The clinic for transgender youth at Tel Aviv Medical Center seeks to provide treatment for those 18 or younger.
The Channel 2 network recently received an unusual complaint: A viewer of the reality show “Big Brother” claimed that her feelings were hurt when a participant was shown putting on tefillin, small boxes containing Torah verses worn by observant Jews during weekday prayer. For the viewer, the problem was that this participant, Michael Elroy, is transgender — a man who was born a woman and changed his gender.
The station’s franchisee, Keshet, which broadcasts the program, fully backed Elroy. “He was born female but in the course of his life made a sex change and today he’s a man,” the company stated to the network in response to the complaint. “Therefore, how he relates to himself is how we relate to him, and how we expect society to relate to him.”

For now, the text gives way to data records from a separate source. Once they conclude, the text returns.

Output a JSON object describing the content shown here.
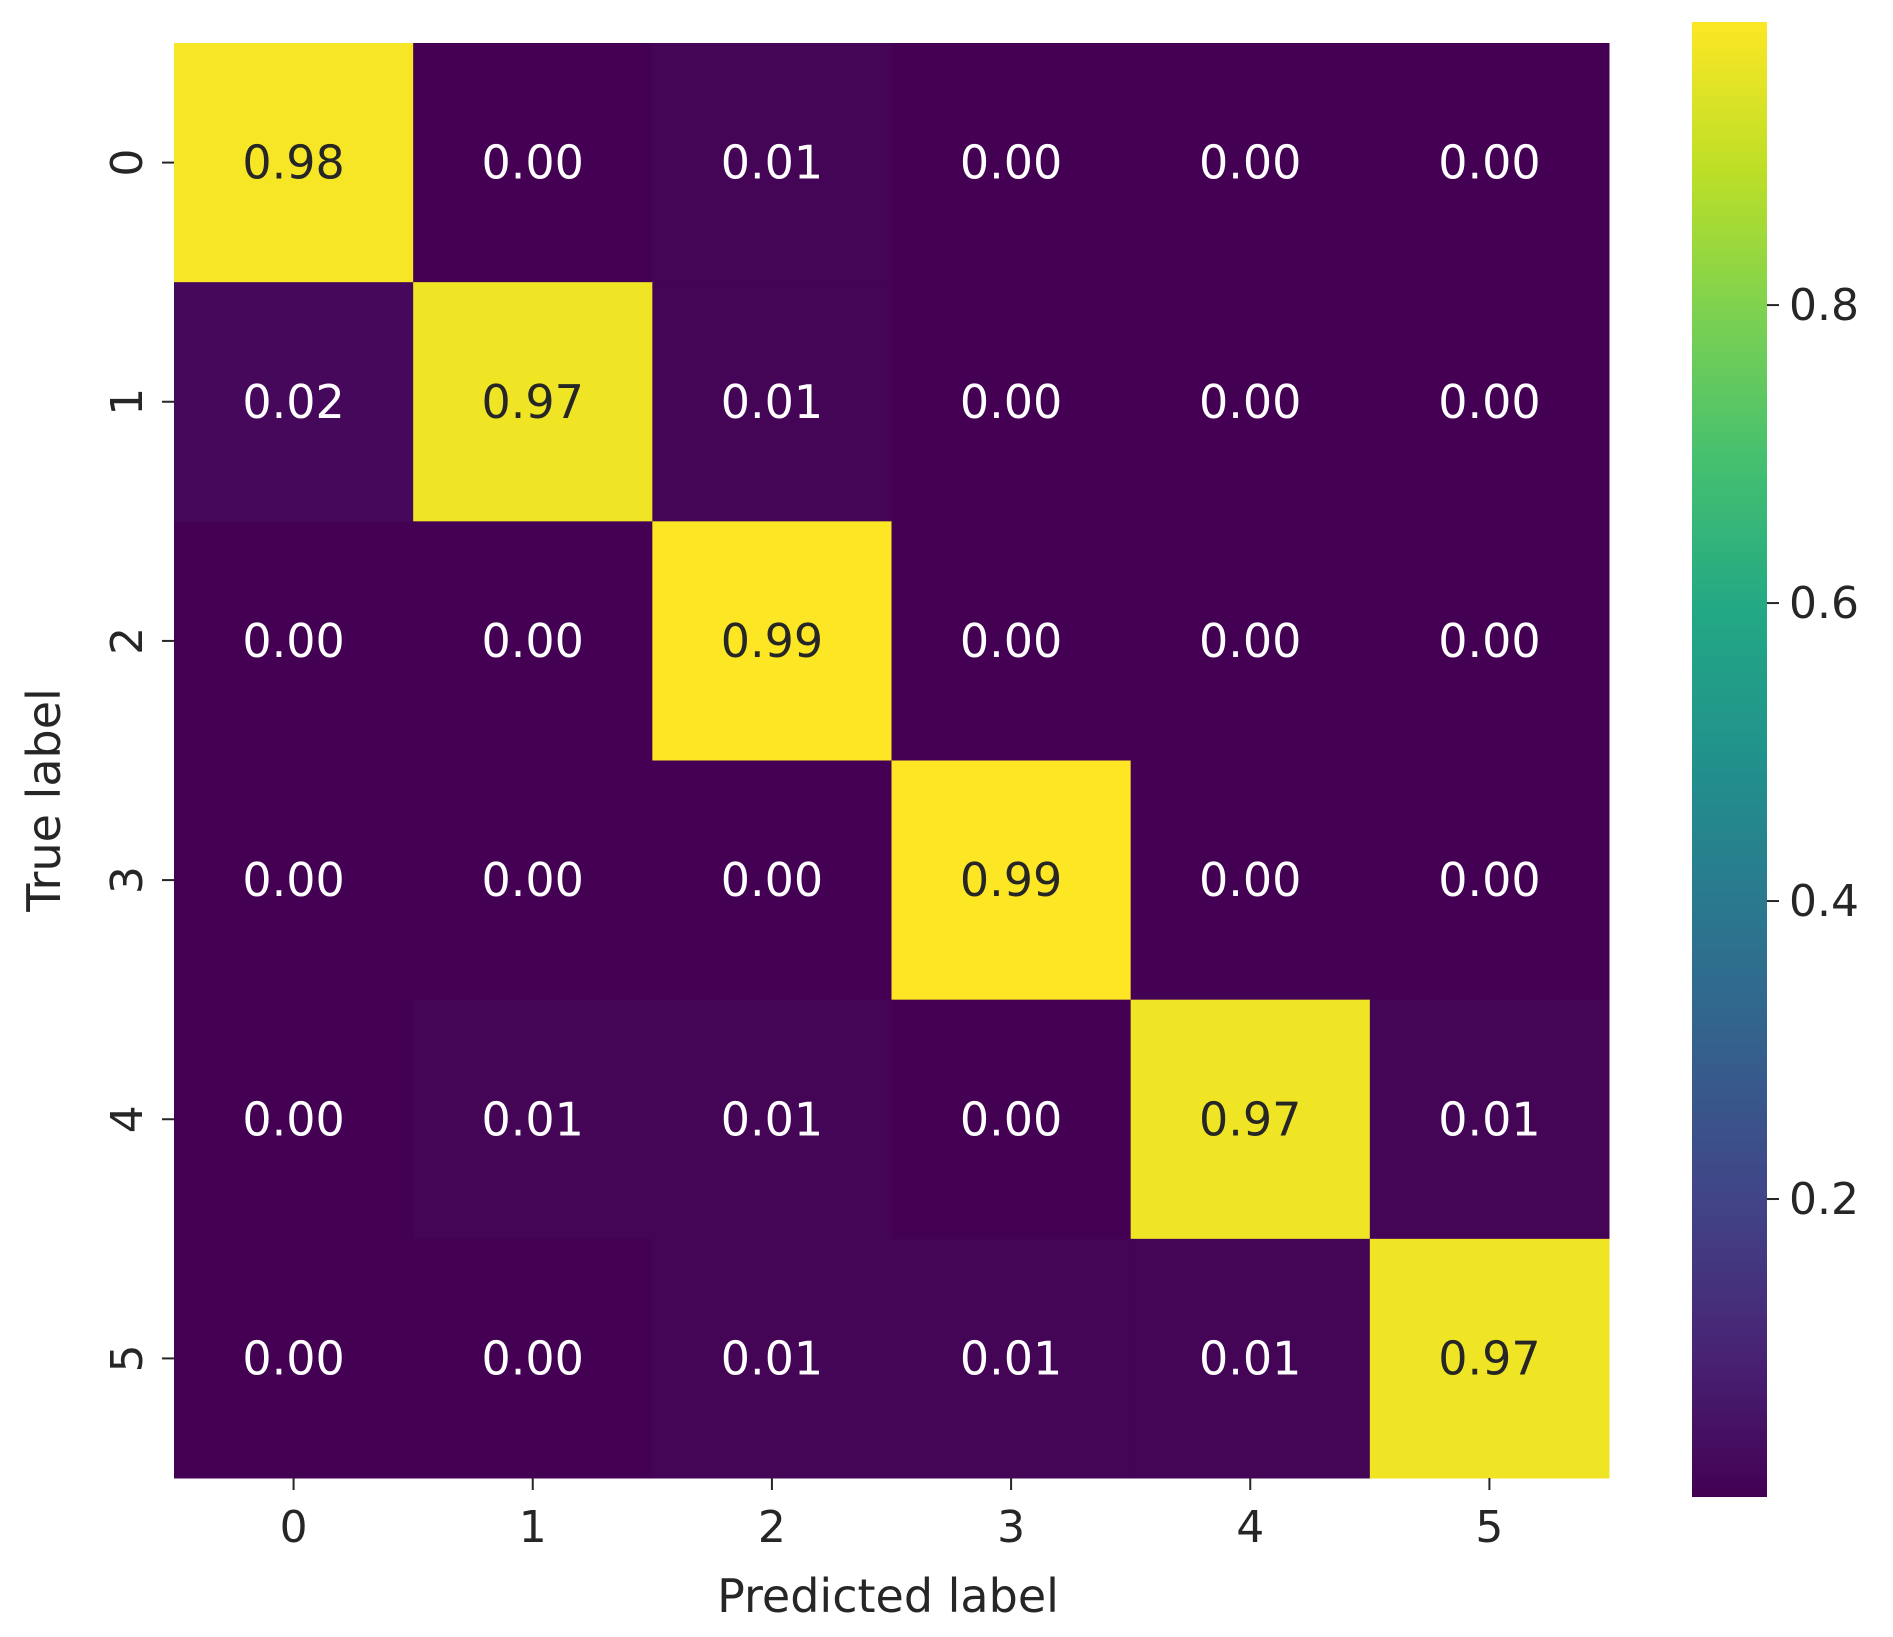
{
  "chart_data": {
    "type": "heatmap",
    "xlabel": "Predicted label",
    "ylabel": "True label",
    "x_categories": [
      "0",
      "1",
      "2",
      "3",
      "4",
      "5"
    ],
    "y_categories": [
      "0",
      "1",
      "2",
      "3",
      "4",
      "5"
    ],
    "values": [
      [
        0.98,
        0.0,
        0.01,
        0.0,
        0.0,
        0.0
      ],
      [
        0.02,
        0.97,
        0.01,
        0.0,
        0.0,
        0.0
      ],
      [
        0.0,
        0.0,
        0.99,
        0.0,
        0.0,
        0.0
      ],
      [
        0.0,
        0.0,
        0.0,
        0.99,
        0.0,
        0.0
      ],
      [
        0.0,
        0.01,
        0.01,
        0.0,
        0.97,
        0.01
      ],
      [
        0.0,
        0.0,
        0.01,
        0.01,
        0.01,
        0.97
      ]
    ],
    "annotation_format": "0.00",
    "colormap": "viridis",
    "colorbar": {
      "range": [
        0.0,
        0.99
      ],
      "ticks": [
        0.2,
        0.4,
        0.6,
        0.8
      ],
      "tick_labels": [
        "0.2",
        "0.4",
        "0.6",
        "0.8"
      ]
    },
    "grid": false
  }
}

Openness and liberalism allowed the media to cast a transgender person on one of the most watched television shows in Israel and to bravely stand behind the decision (even if it might also involve a measure of commercial cynicism). On the other hand, for some viewers, a line was crossed.
An incident like this naturally sparks public debate. More importantly, it exposes the phenomenon of sex change to those who may be going through the same thing but remain closeted out of fear or shame, especially young people.
“Public awareness of the topic is growing thanks to celebrities like Caitlyn Jenner or prime-time shows like ‘Orange is the New Black’ or ‘Transparent,'” said Dr. Asaf Oren, a pediatric endocrinologist and the director of the clinic for transgender youth at Tel Aviv Medical Center — a facility that is unusual in Israel and rather unique worldwide.
“There was a clinic here for adults,” Oren told Al-Monitor, “and youth started to come, to ask questions and request treatment. We know from the literature that the moment such a clinic exists, more and more people seek it out. The numbers attest to its necessity. It started in dribs and drabs of one or two patients every six months. In the last year, about 10 patients arrive every six months. It’s not that there are more youth like this, it’s that they’re less afraid of coming out of the closet.”
On paper, the treatment of transgendered people in Israel is progressive: The state pays for sex-change operations and hormone treatments. Dr. Ilana Berger, a psychologist and the director of the Israeli Center for Human Sexuality and Sexual Identity, told Al-Monitor, “Schools know how to handle the issue and accept transgender youth. The Israel Defense Forces also accepts transgendered people for service, and there’s even a transgendered officer.”
Elisha Alexander, the director of Ma’avarim, which advocates for the transgender community, is less enthusiastic. According to him, the organization hears from 60 people a month, “and it’s true that there are some positive trends, and the state does a lot, and there’s no violence on the scale that exists in other places. But there is a lot more work to be done.”